Our land use source seems to give results in our model that is similar to the 'natural' dust soruce--perhaps if more people run that in their model, we could see how model dependent that is: we use simply land use in arid regions as a 'preferential source' similar to topographic lows. This is included in Michael's preliminary estimates.
Also, we need more groups to look at the climate impact on dust: we have our new 2006 study and the 2003 study looking at this, and the results show a big change. (Please however, only do this if you have a full diurnal cycle in your input winds: both Ron's model and our model show a high sensitivity to surface fluxes/diurnal cycle in driving dust fluxes, and we have some evidence that this will change with co2 concentration).
Finally, I would love to hear some comments from you guys: We just submitted a paper using visibility data to look at trends in dust and got some interesting results. I hope that some of you comment on it (since I requested multiple of you to be reviewers). I think I submitted it to ACPD, although I haven't gotten confirmation yet. The paper is also available on my webpage:
www.cgd.ucar.edu/tss/staff/mahowald/visibility1.8 I would recommend grabing the visibility1.8pdf.tar. Please let me know if you had problems downloading it.
There we have some interesting results that you could also test in your models and/or comment on: 1. surface concentrations (visibility) is better related to surface fluxes than aerosol optical depth.

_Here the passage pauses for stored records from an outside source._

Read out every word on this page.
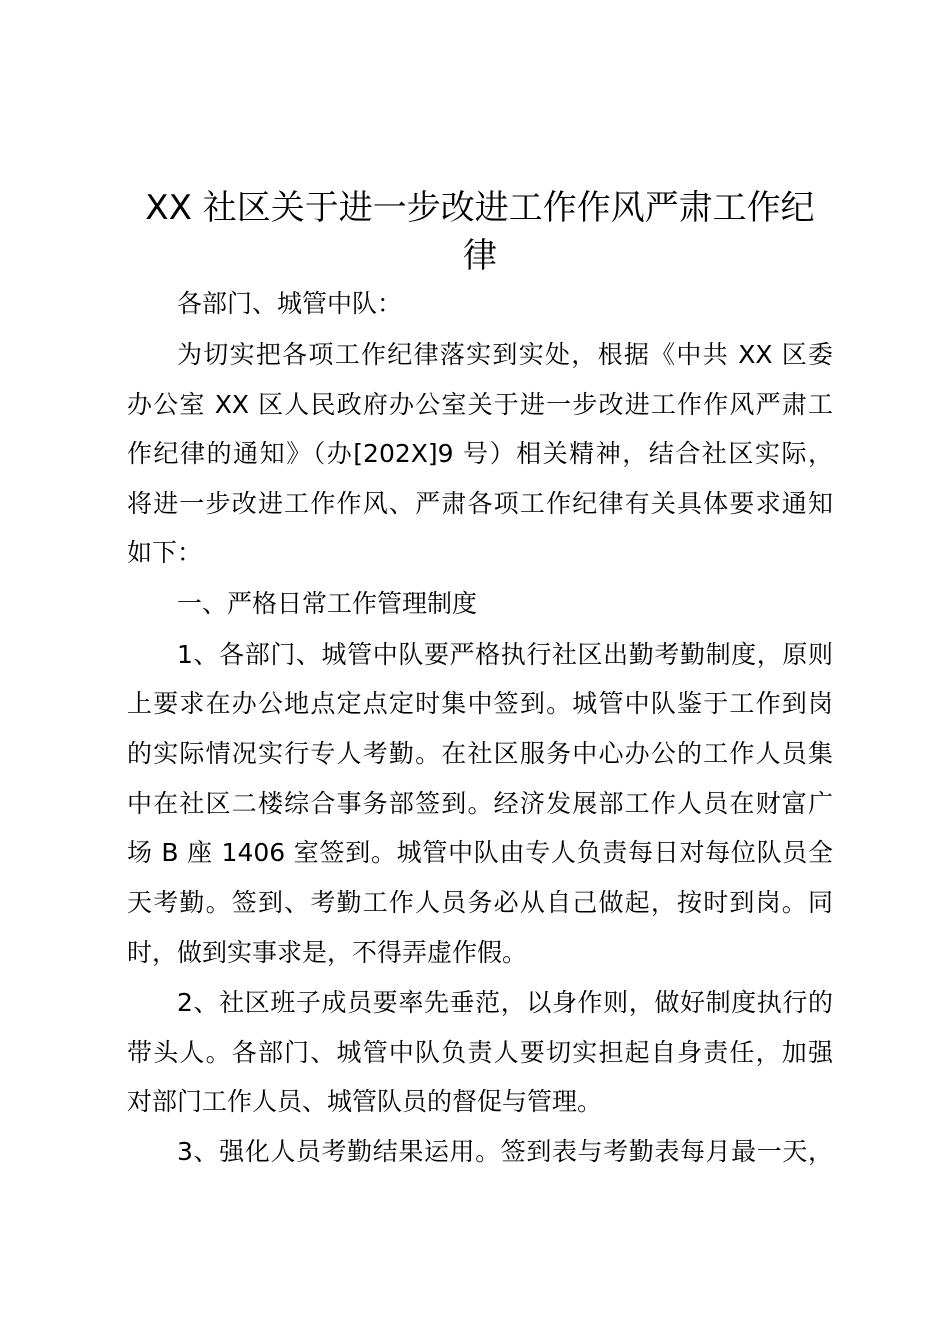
XX 社区关于进一步改进工作作风严肃工作纪
律

各部门、城管中队：

为切实把各项工作纪律落实到实处，根据《中共 XX 区委

办公室 XX 区人民政府办公室关于进一步改进工作作风严肃工

作纪律的通知》（办[202X]9 号）相关精神，结合社区实际，

将进一步改进工作作风、严肃各项工作纪律有关具体要求通知

如下：

一、严格日常工作管理制度

1、各部门、城管中队要严格执行社区出勤考勤制度，原则

上要求在办公地点定点定时集中签到。城管中队鉴于工作到岗

的实际情况实行专人考勤。在社区服务中心办公的工作人员集

中在社区二楼综合事务部签到。经济发展部工作人员在财富广

场 B 座 1406 室签到。城管中队由专人负责每日对每位队员全

天考勤。签到、考勤工作人员务必从自己做起，按时到岗。同

时，做到实事求是，不得弄虚作假。

2、社区班子成员要率先垂范，以身作则，做好制度执行的

带头人。各部门、城管中队负责人要切实担起自身责任，加强

对部门工作人员、城管队员的督促与管理。

3、强化人员考勤结果运用。签到表与考勤表每月最一天，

In fact the spatial location of model aerosol optical depth has very little to do with the spatial location of the model surface fluxes, implying that we simply can't use satellite data to determine the sources! This is very troubling, given our use of TOMS AAI to determine sources. How many other models get this same lack of a strong relationship?? please test!
2. visibilty data is best used as fraction of visibility less than 5km or extinction (1/visibility) not the fraction <1km. This is determined using aeronet data. Also, visibility can only be used in dusty places as a proxy for aerosol amount--it is not well related to AERONET data in other places.

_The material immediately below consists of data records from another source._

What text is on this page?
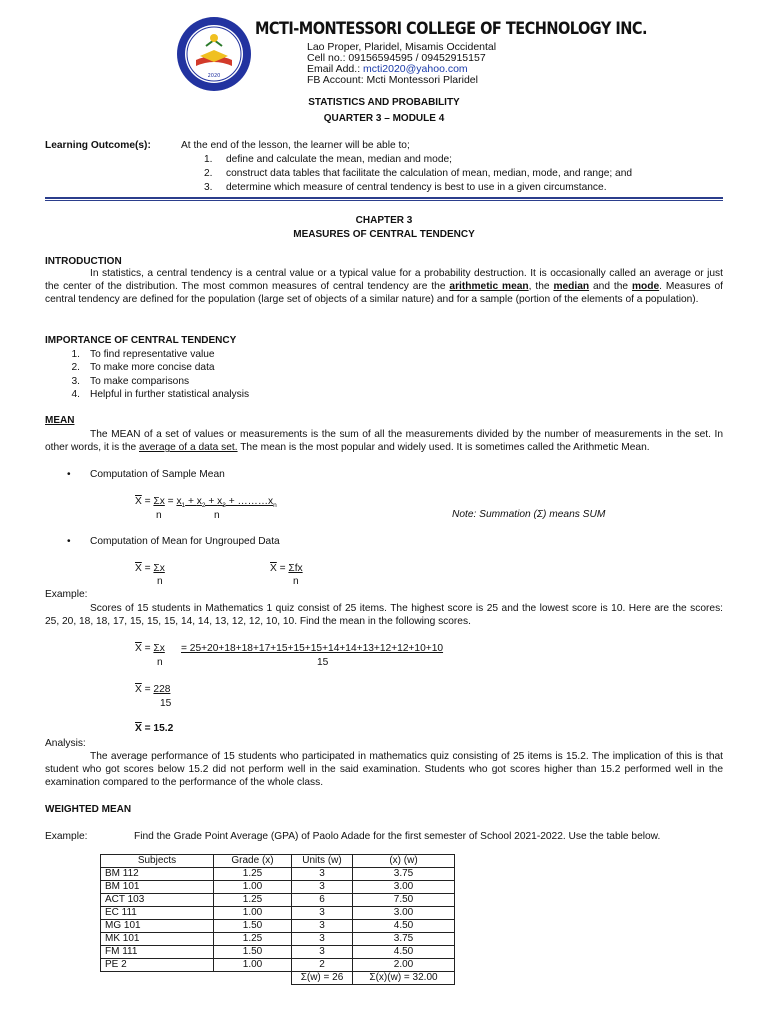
2020
MCTI-MONTESSORI COLLEGE OF TECHNOLOGY INC.
Lao Proper, Plaridel, Misamis Occidental
Cell no.: 09156594595 / 09452915157
Email Add.: mcti2020@yahoo.com
FB Account: Mcti Montessori Plaridel
STATISTICS AND PROBABILITY
QUARTER 3 – MODULE 4
Learning Outcome(s):	At the end of the lesson, the learner will be able to;
1.	define and calculate the mean, median and mode;
2.	construct data tables that facilitate the calculation of mean, median, mode, and range; and
3.	determine which measure of central tendency is best to use in a given circumstance.
CHAPTER 3
MEASURES OF CENTRAL TENDENCY
INTRODUCTION
In statistics, a central tendency is a central value or a typical value for a probability destruction. It is occasionally called an average or just the center of the distribution. The most common measures of central tendency are the arithmetic mean, the median and the mode. Measures of central tendency are defined for the population (large set of objects of a similar nature) and for a sample (portion of the elements of a population).
IMPORTANCE OF CENTRAL TENDENCY
1. To find representative value
2. To make more concise data
3. To make comparisons
4. Helpful in further statistical analysis
MEAN
The MEAN of a set of values or measurements is the sum of all the measurements divided by the number of measurements in the set. In other words, it is the average of a data set. The mean is the most popular and widely used. It is sometimes called the Arithmetic Mean.
• Computation of Sample Mean
$\overline{X} = \Sigma x = x_1 + x_2 + x_3$ + $\dots\dots\dots x_n$
n	n	Note: Summation (Σ) means SUM
• Computation of Mean for Ungrouped Data
$\overline{X} = \Sigma x$
n
$\overline{X} = \Sigma fx$
n
Example:
Scores of 15 students in Mathematics 1 quiz consist of 25 items. The highest score is 25 and the lowest score is 10. Here are the scores: 25, 20, 18, 18, 17, 15, 15, 15, 14, 14, 13, 12, 12, 10, 10. Find the mean in the following scores.
$\overline{X} = \Sigma x = 25+20+18+18+17+15+15+15+14+14+13+12+12+10+10$
n	15
$\overline{X} = 228$
15
$\overline{X} = 15.2$
Analysis:
The average performance of 15 students who participated in mathematics quiz consisting of 25 items is 15.2. The implication of this is that student who got scores below 15.2 did not perform well in the said examination. Students who got scores higher than 15.2 performed well in the examination compared to the performance of the whole class.
WEIGHTED MEAN
Example:	Find the Grade Point Average (GPA) of Paolo Adade for the first semester of School 2021-2022. Use the table below.
Subjects	Grade (x)	Units (w)	(x) (w)
BM 112	1.25	3	3.75
BM 101	1.00	3	3.00
ACT 103	1.25	6	7.50
EC 111	1.00	3	3.00
MG 101	1.50	3	4.50
MK 101	1.25	3	3.75
FM 111	1.50	3	4.50
PE 2	1.00	2	2.00
		Σ(w) = 26	Σ(x)(w) = 32.00
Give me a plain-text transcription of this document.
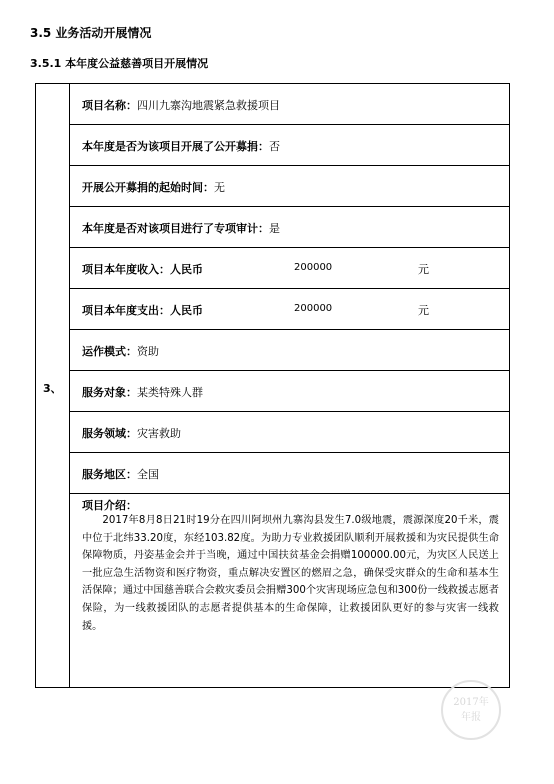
3.5 业务活动开展情况
3.5.1 本年度公益慈善项目开展情况
3、
项目名称：四川九寨沟地震紧急救援项目
本年度是否为该项目开展了公开募捐：否
开展公开募捐的起始时间：无
本年度是否对该项目进行了专项审计：是
项目本年度收入：人民币	200000	元
项目本年度支出：人民币	200000	元
运作模式：资助
服务对象：某类特殊人群
服务领域：灾害救助
服务地区：全国
项目介绍：

2017年8月8日21时19分在四川阿坝州九寨沟县发生7.0级地震，震源深度20千米，震中位于北纬33.20度，东经103.82度。为助力专业救援团队顺利开展救援和为灾民提供生命保障物质，丹姿基金会并于当晚，通过中国扶贫基金会捐赠100000.00元，为灾区人民送上一批应急生活物资和医疗物资，重点解决安置区的燃眉之急，确保受灾群众的生命和基本生活保障；通过中国慈善联合会救灾委员会捐赠300个灾害现场应急包和300份一线救援志愿者保险，为一线救援团队的志愿者提供基本的生命保障，让救援团队更好的参与灾害一线救援。

2017年
年报
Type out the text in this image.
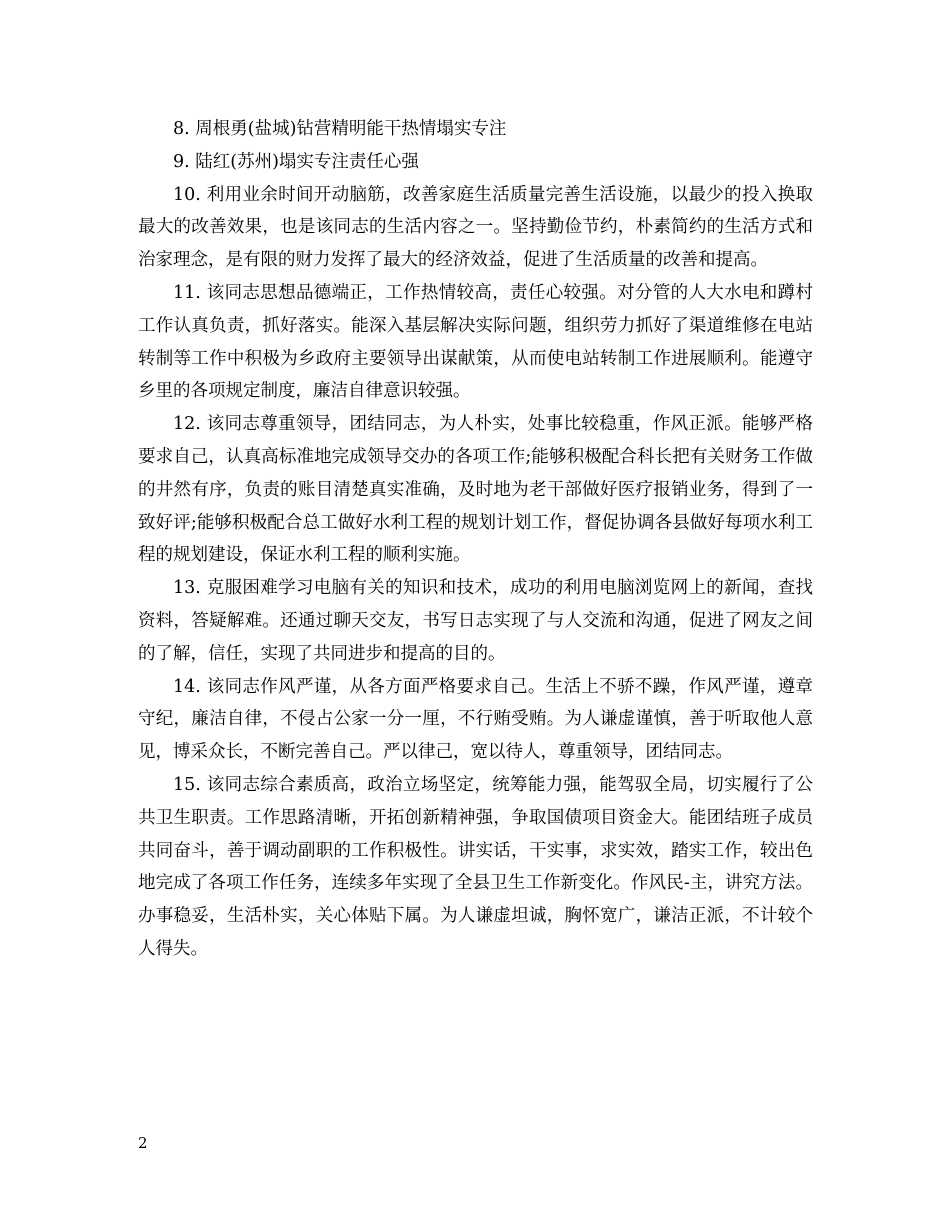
8. 周根勇(盐城)钻营精明能干热情塌实专注

9. 陆红(苏州)塌实专注责任心强

10. 利用业余时间开动脑筋，改善家庭生活质量完善生活设施，以最少的投入换取最大的改善效果，也是该同志的生活内容之一。坚持勤俭节约，朴素简约的生活方式和治家理念，是有限的财力发挥了最大的经济效益，促进了生活质量的改善和提高。

11. 该同志思想品德端正，工作热情较高，责任心较强。对分管的人大水电和蹲村工作认真负责，抓好落实。能深入基层解决实际问题，组织劳力抓好了渠道维修在电站转制等工作中积极为乡政府主要领导出谋献策，从而使电站转制工作进展顺利。能遵守乡里的各项规定制度，廉洁自律意识较强。

12. 该同志尊重领导，团结同志，为人朴实，处事比较稳重，作风正派。能够严格要求自己，认真高标准地完成领导交办的各项工作;能够积极配合科长把有关财务工作做的井然有序，负责的账目清楚真实准确，及时地为老干部做好医疗报销业务，得到了一致好评;能够积极配合总工做好水利工程的规划计划工作，督促协调各县做好每项水利工程的规划建设，保证水利工程的顺利实施。

13. 克服困难学习电脑有关的知识和技术，成功的利用电脑浏览网上的新闻，查找资料，答疑解难。还通过聊天交友，书写日志实现了与人交流和沟通，促进了网友之间的了解，信任，实现了共同进步和提高的目的。

14. 该同志作风严谨，从各方面严格要求自己。生活上不骄不躁，作风严谨，遵章守纪，廉洁自律，不侵占公家一分一厘，不行贿受贿。为人谦虚谨慎，善于听取他人意见，博采众长，不断完善自己。严以律己，宽以待人，尊重领导，团结同志。

15. 该同志综合素质高，政治立场坚定，统筹能力强，能驾驭全局，切实履行了公共卫生职责。工作思路清晰，开拓创新精神强，争取国债项目资金大。能团结班子成员共同奋斗，善于调动副职的工作积极性。讲实话，干实事，求实效，踏实工作，较出色地完成了各项工作任务，连续多年实现了全县卫生工作新变化。作风民-主，讲究方法。办事稳妥，生活朴实，关心体贴下属。为人谦虚坦诚，胸怀宽广，谦洁正派，不计较个人得失。

2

3. Analyzing visibility data spatially suggests that natural topographic
lows are not the sources of dust! This is very different than TOMS AAI results, and I'm just not sure what to do with it! Meterology is important over 1974-2003 time period when the data is most robust.
I look forward to your comments!
Take care, Natalie
Charlie Zender: Dec 28th 2006
I totally favor creating a re-usable and extensible tool with which a wider community can test global aerosol model results against observations. And I think that generalizing the Cakmur-Miller objective analysis code into such a tool makes good sense. The aerosol modeling community must continually evaluate model "improvements" against the rising tide of observations in order to create more mature and testable hypotheses about aerosol distributions. Development and support of such tools is painstaking and I applaud Ron for committing some of his plentiful free time to it :)

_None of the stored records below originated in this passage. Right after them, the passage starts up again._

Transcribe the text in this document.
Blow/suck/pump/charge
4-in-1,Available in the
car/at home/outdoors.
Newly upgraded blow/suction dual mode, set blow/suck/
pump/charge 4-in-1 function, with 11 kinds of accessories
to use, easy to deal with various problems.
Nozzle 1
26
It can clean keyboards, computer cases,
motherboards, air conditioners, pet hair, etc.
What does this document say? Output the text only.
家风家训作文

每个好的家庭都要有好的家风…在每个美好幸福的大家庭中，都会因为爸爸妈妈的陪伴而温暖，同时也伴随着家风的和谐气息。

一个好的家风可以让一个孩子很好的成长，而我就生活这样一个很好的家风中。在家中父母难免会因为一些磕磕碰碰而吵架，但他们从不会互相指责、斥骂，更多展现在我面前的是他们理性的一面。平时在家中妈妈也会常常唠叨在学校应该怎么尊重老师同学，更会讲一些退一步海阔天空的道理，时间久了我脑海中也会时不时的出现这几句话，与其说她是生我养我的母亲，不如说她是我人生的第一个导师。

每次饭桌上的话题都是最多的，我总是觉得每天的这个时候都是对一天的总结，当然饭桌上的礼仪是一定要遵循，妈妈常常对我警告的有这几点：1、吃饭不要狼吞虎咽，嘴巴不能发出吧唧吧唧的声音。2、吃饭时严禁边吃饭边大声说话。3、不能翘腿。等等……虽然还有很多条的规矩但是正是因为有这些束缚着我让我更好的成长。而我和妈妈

People have mentioned IAMAS/Perugia in July as a logical timeframe:
I am very eager to help broadcast this important community effort at IAMAS in the form of one or more talks and I think the other Perugia organizers (Kallos, Flossman, and di Sarra) will agree. Improved constraints on fluxes (mobilization and deposition) has already emerged as an area of strong interest in our discussions on meeting organization. I encourage those working to understand and constrain these fluxes using coordinated observations and models to submit abstracts. We'll devote a session to the subject if we receive enough abstracts.
We're now using dissolved Al concentrations to help constrain dust deposition to the oceans. I'd like to see this become an optional dataset to evaluate against, so I think it's important to build a generalized C-M tool that is extensible to new dust data and proxies. If Ron (or whoever takes charge) likes, I'll help code that part.